AMY GOODMAN: It’s very interesting how well James Baker is served by this position because he can maintain his other jobs, a senior adviser at the Carlyle group where really what he brings or what George Bush senior brought to that company is their ability to go meet with foreign leaders, which opens foreign access. And now he is doing it on taxpayer dollars. In addition to he does not have to leave his jobs. When Henry Kissinger was appointed to the 9-11 commission, everyone said, — the pressure was that he should have to release his client list. Well, they have worked it out that Baker would only have to work a certain number of days a year which means he does not have to give up -well, you could say, his “day job” either at Carlyle or at Baker Botts, which also represents Halliburton.

ANDREAS ZUMACH: Yes. I heard that. Let me just remind listeners about what — two other — well, anecdotes from 12 years ago, which I think still are somewhat important. The one is after the Iraqi invasion of Kuwait, the U.N. security council, two days later voted on the most comprehensive economic sanctions that have been handed down during the whole history of the United Nations, the league of nations in the last century. The problem was that the U.N. at the time did not have any instruments to control it or to monitor whether or not these economic sanctions were successful, whether they might at some point force Saddam Hussein to withdraw his occupation forces from Kuwait. The only ones who have the means to control this were the U.S. government at the time. This has changed. They were the only ones who had the satellite systems in place controlling whatever was moving underground there. They had at this time at least enough spies on the ground, but they wouldn’t share any of the information with either the U.N. or with anybody else.

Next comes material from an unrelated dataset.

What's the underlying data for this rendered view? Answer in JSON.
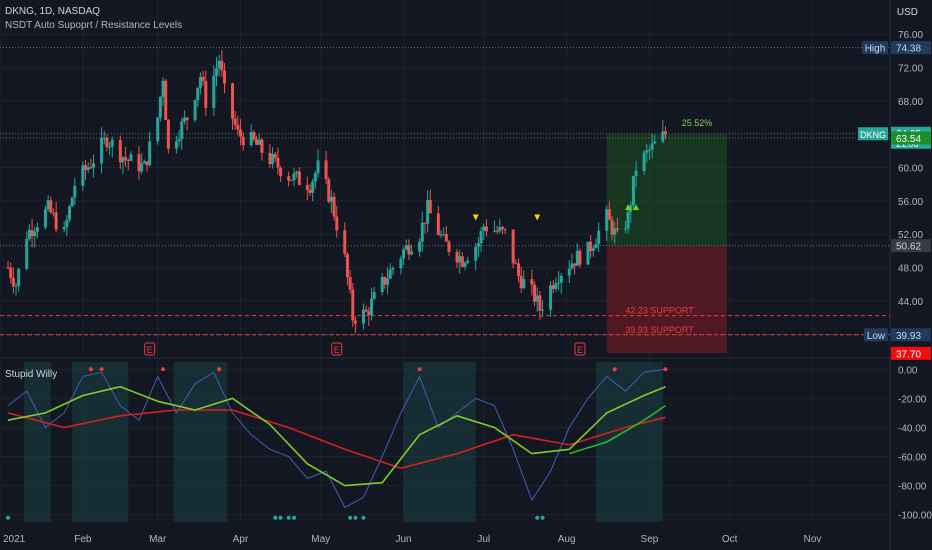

It was Bush and Baker, especially, who starting mid September, less than six weeks after the Iraqi invasion, and the vote on the sanctions in the Security Council, they started to argue that the sanctions were a total failure and therefore, one needed to take military action against Iraq. The military build up of U.S. forces actually started by the second half of September. Nobody was, at this time, in a position to contradict this claim that the economic sanctions were a failure. And later after the war was over, they had done an analysis which was given to Bush and Baker in mid December, four-and-a-half months after the Iraqi invasion, and according to this analysis, the economic sanction against Iraq were the most successful economic sanctions ever in the whole history of the last century. It brought down the Iraqi exports by 97%, the imports by 90% and what is most important, the gross national product by 45%.

This in the short period of four-and-a-half months. Baker and Bush decided to keep this analysis another secret, probably because this analysis ended with the recommendation by the C.I.A., if we continue this kind of sanctions for another two or three months, Saddam Hussein will have to withdraw his troops from Kuwait because he won’t be able to sustain them, to feed them anymore. I make every bet if this C.I.A. Analysis would have been known to the U.S. Congress when the congress voted on January 12, 1991, to give the war power to the president, the Congress would have voted against it. You might remember that it was not a big majority only 52-42 in the Senate.

This is the other one — there was a meeting, the last chance, which was a meeting between Baker and then foreign minister Tariq Aziz here in Geneva on January 9, 1991. Everybody expected it to last maybe a half hour, maybe an hour, then it lasted six, seven, eight, finally 11 hours. And worldwide the hope was growing they found some kind of a political solution. And then at the evening when Baker gave his press conference, his first sentences became clear, no it, was a failure. He never answered the question why his meeting with Tariq Aziz failed? We still don’t know at which point this meeting failed, who got up first from the table, and ended the negotiations. I hope at some point he might be forced to answer those questions.

AMY GOODMAN: Andreas Zumach , I want to thank you for being with us. He is the Geneva based correspondent for the German newspaper- Die Tageszeitung, speaking to us from Geneva.